De l’eau a évidemment passé sous les ponts.
Dans l’avalanche de textes relatifs à l’implantation désormais nationale du FN, et à la nature de ce mouvement, je retiens en particulier l’article de Jacques Julliard publié dans Marianne là la veille du du second tour des élections départementales.
« Une défaite de l’intelligence ».
http://www.marianne.net/defaite-intelligence-100232422.html

Jacques Julliard est de ceux dont on ne saurait négliger l’avis.

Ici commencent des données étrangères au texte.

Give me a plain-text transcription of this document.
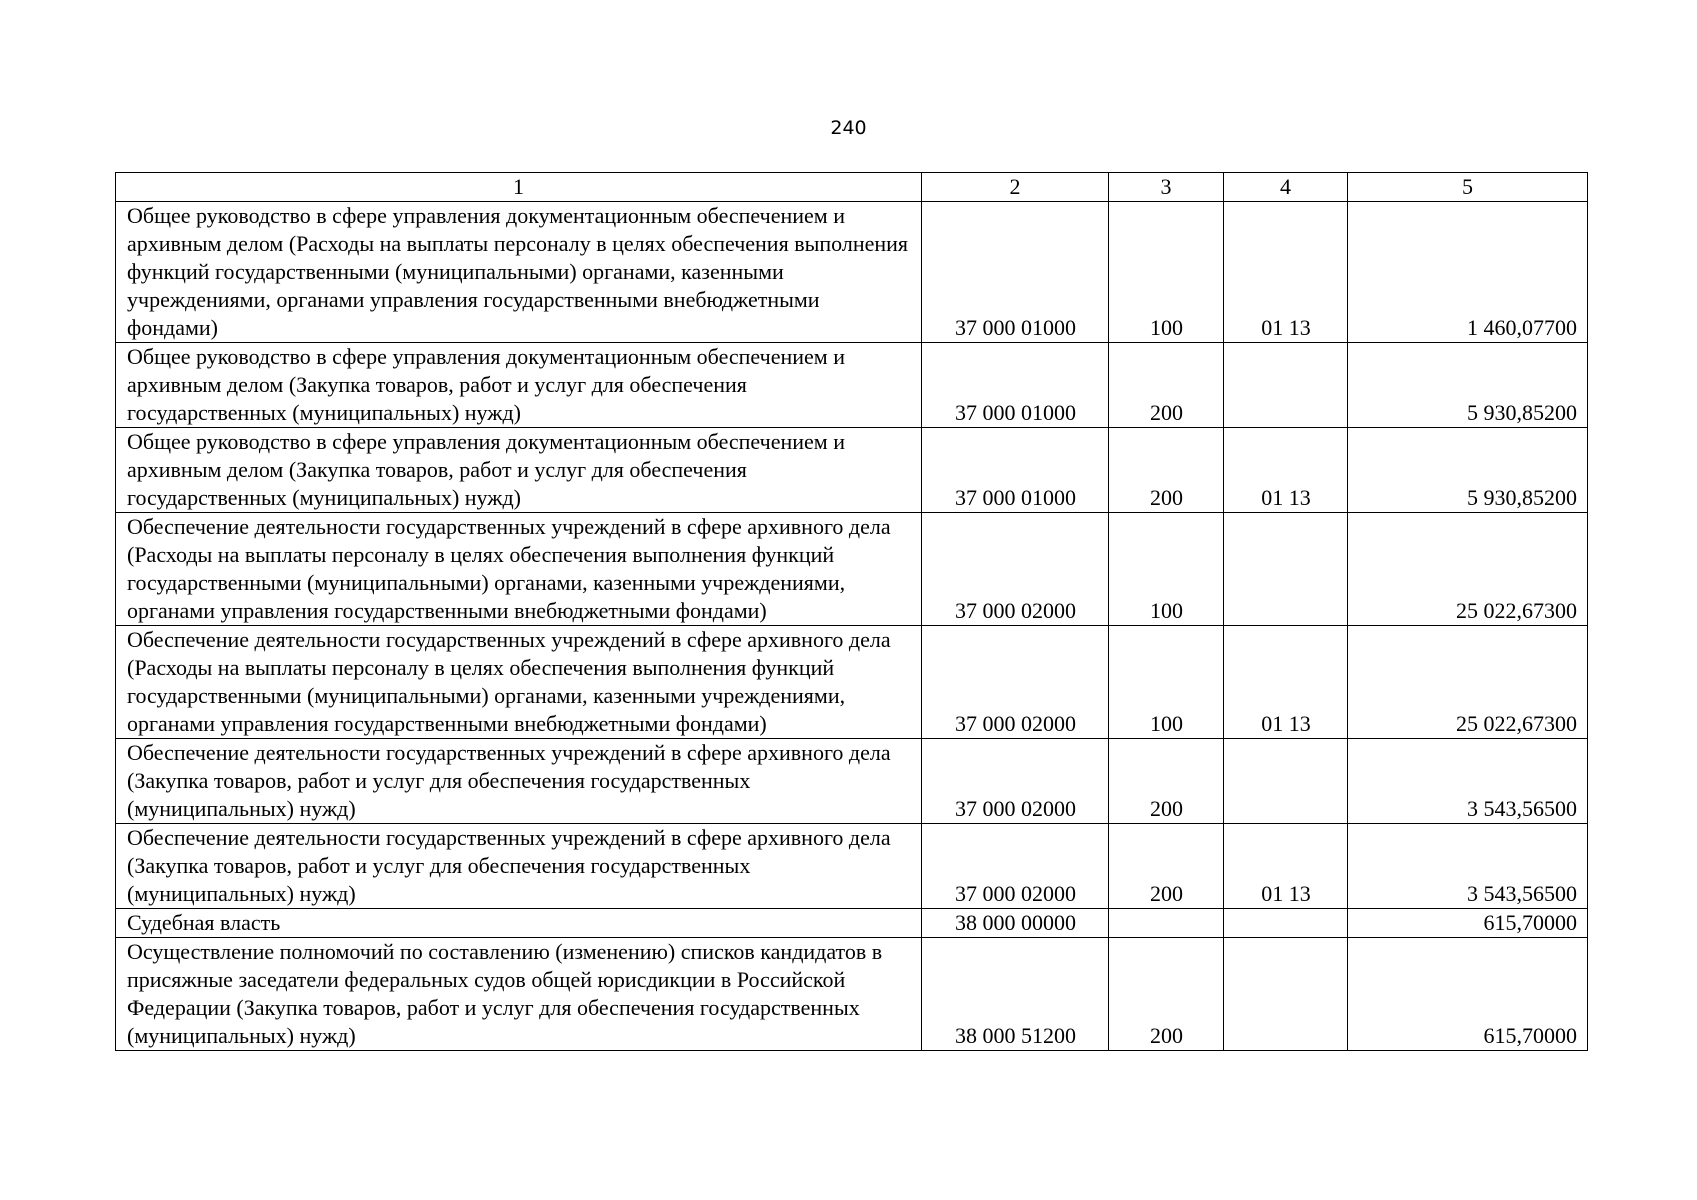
240
1	2	3	4	5
Общее руководство в сфере управления документационным обеспечением и архивным делом (Расходы на выплаты персоналу в целях обеспечения выполнения функций государственными (муниципальными) органами, казенными учреждениями, органами управления государственными внебюджетными фондами)	37 000 01000	100	01 13	1 460,07700
Общее руководство в сфере управления документационным обеспечением и архивным делом (Закупка товаров, работ и услуг для обеспечения государственных (муниципальных) нужд)	37 000 01000	200		5 930,85200
Общее руководство в сфере управления документационным обеспечением и архивным делом (Закупка товаров, работ и услуг для обеспечения государственных (муниципальных) нужд)	37 000 01000	200	01 13	5 930,85200
Обеспечение деятельности государственных учреждений в сфере архивного дела (Расходы на выплаты персоналу в целях обеспечения выполнения функций государственными (муниципальными) органами, казенными учреждениями, органами управления государственными внебюджетными фондами)	37 000 02000	100		25 022,67300
Обеспечение деятельности государственных учреждений в сфере архивного дела (Расходы на выплаты персоналу в целях обеспечения выполнения функций государственными (муниципальными) органами, казенными учреждениями, органами управления государственными внебюджетными фондами)	37 000 02000	100	01 13	25 022,67300
Обеспечение деятельности государственных учреждений в сфере архивного дела (Закупка товаров, работ и услуг для обеспечения государственных (муниципальных) нужд)	37 000 02000	200		3 543,56500
Обеспечение деятельности государственных учреждений в сфере архивного дела (Закупка товаров, работ и услуг для обеспечения государственных (муниципальных) нужд)	37 000 02000	200	01 13	3 543,56500
Судебная власть	38 000 00000			615,70000
Осуществление полномочий по составлению (изменению) списков кандидатов в присяжные заседатели федеральных судов общей юрисдикции в Российской Федерации (Закупка товаров, работ и услуг для обеспечения государственных (муниципальных) нужд)	38 000 51200	200		615,70000
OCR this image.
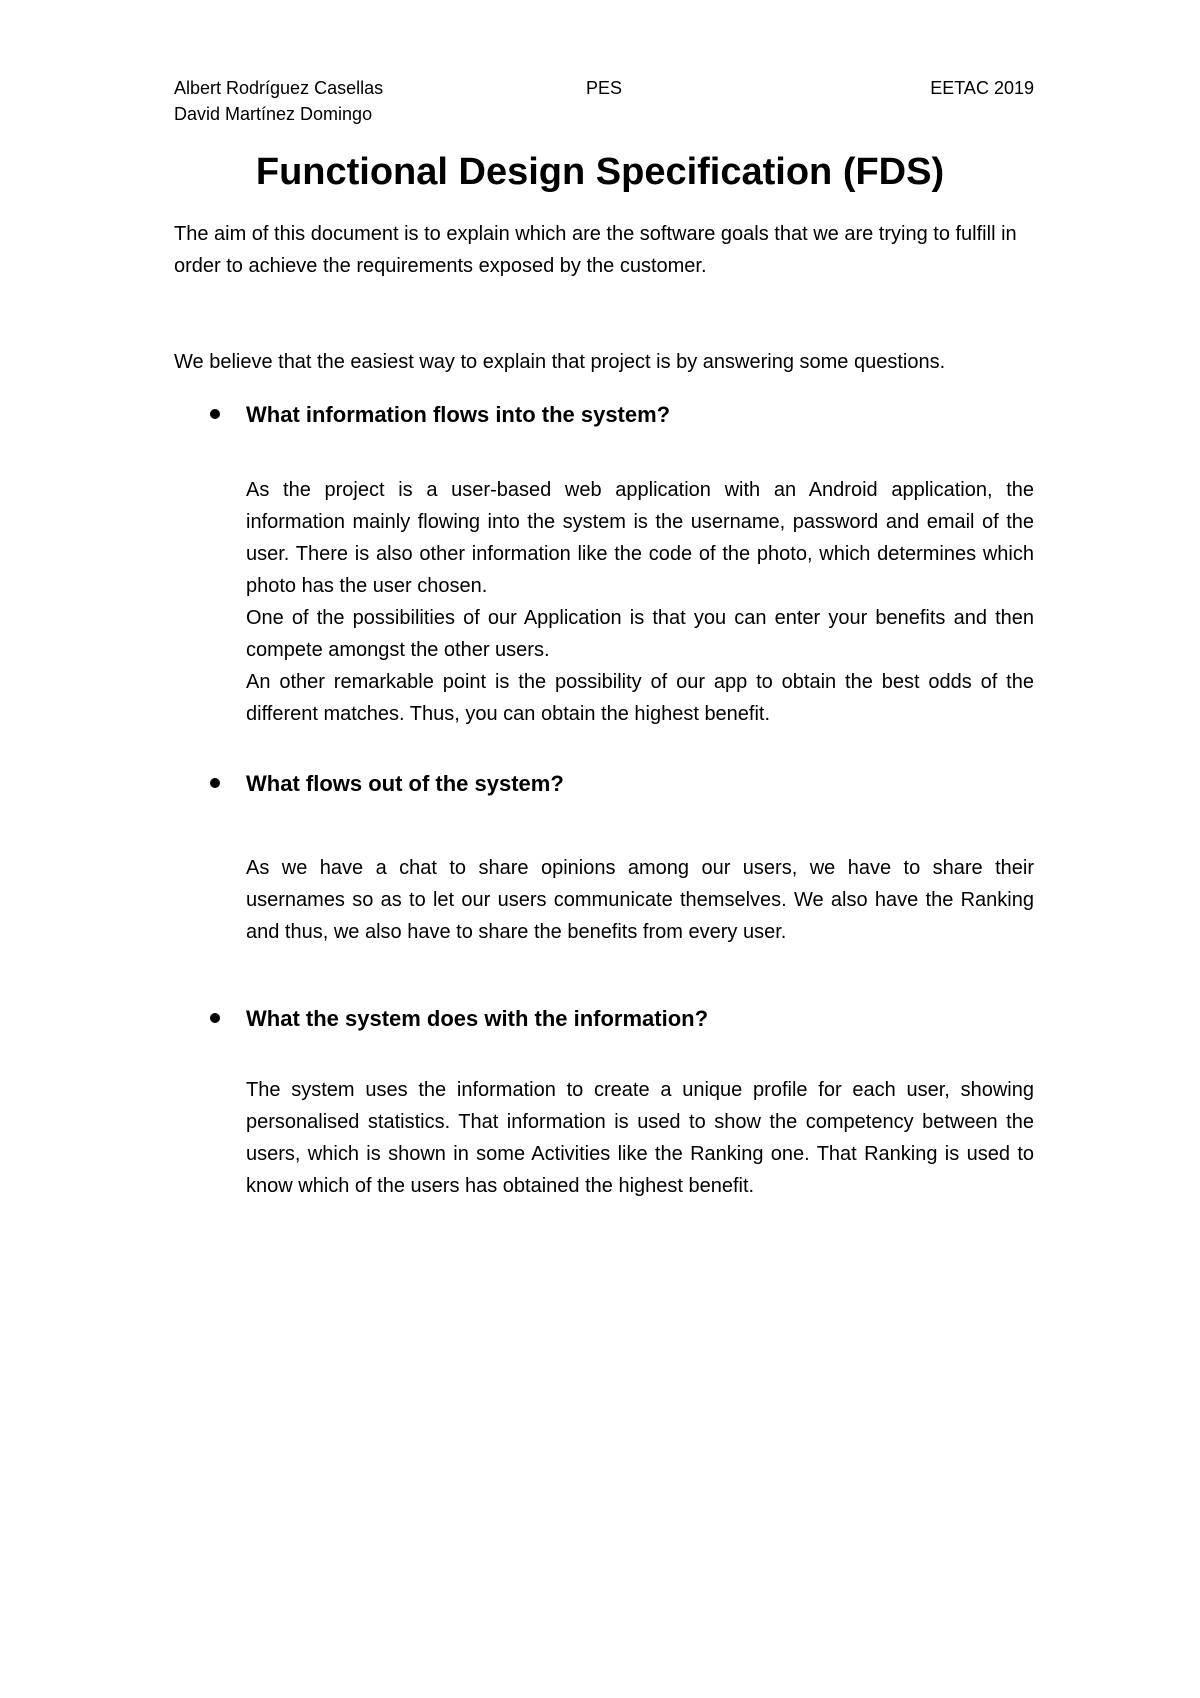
Albert Rodríguez Casellas
David Martínez Domingo
PES	EETAC 2019
Functional Design Specification (FDS)

The aim of this document is to explain which are the software goals that we are trying to fulfill in order to achieve the requirements exposed by the customer.

We believe that the easiest way to explain that project is by answering some questions.

What information flows into the system?

As the project is a user-based web application with an Android application, the information mainly flowing into the system is the username, password and email of the user. There is also other information like the code of the photo, which determines which photo has the user chosen.

One of the possibilities of our Application is that you can enter your benefits and then compete amongst the other users.

An other remarkable point is the possibility of our app to obtain the best odds of the different matches. Thus, you can obtain the highest benefit.

What flows out of the system?

As we have a chat to share opinions among our users, we have to share their usernames so as to let our users communicate themselves. We also have the Ranking and thus, we also have to share the benefits from every user.

What the system does with the information?

The system uses the information to create a unique profile for each user, showing personalised statistics. That information is used to show the competency between the users, which is shown in some Activities like the Ranking one. That Ranking is used to know which of the users has obtained the highest benefit.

Je me retrouve assez dans son propos sur la nature actuelle du FN, sans pour autant dédouaner ses électeurs, fussent-ils comme il le dit ouvriers et paysans...
Et je trouve naturellement pertinente l’interrogation qu’il point sur l’avenir de la Gauche. Mais pourquoi, comme il le fait dans sa conclusion, faire porter sur le Front de Gauche la responsabilité de l’actuelle désunion ? Alors qu’il est de la responsabilité historique des dirigeants socialistes de cesser de considérer les autres formations de gauche seulement comme d’occasionnelles roues de secours électorales.  Il est suicidaire de  persister obstinément dans la même politique négative et de culpabiliser ceux qui la refusent.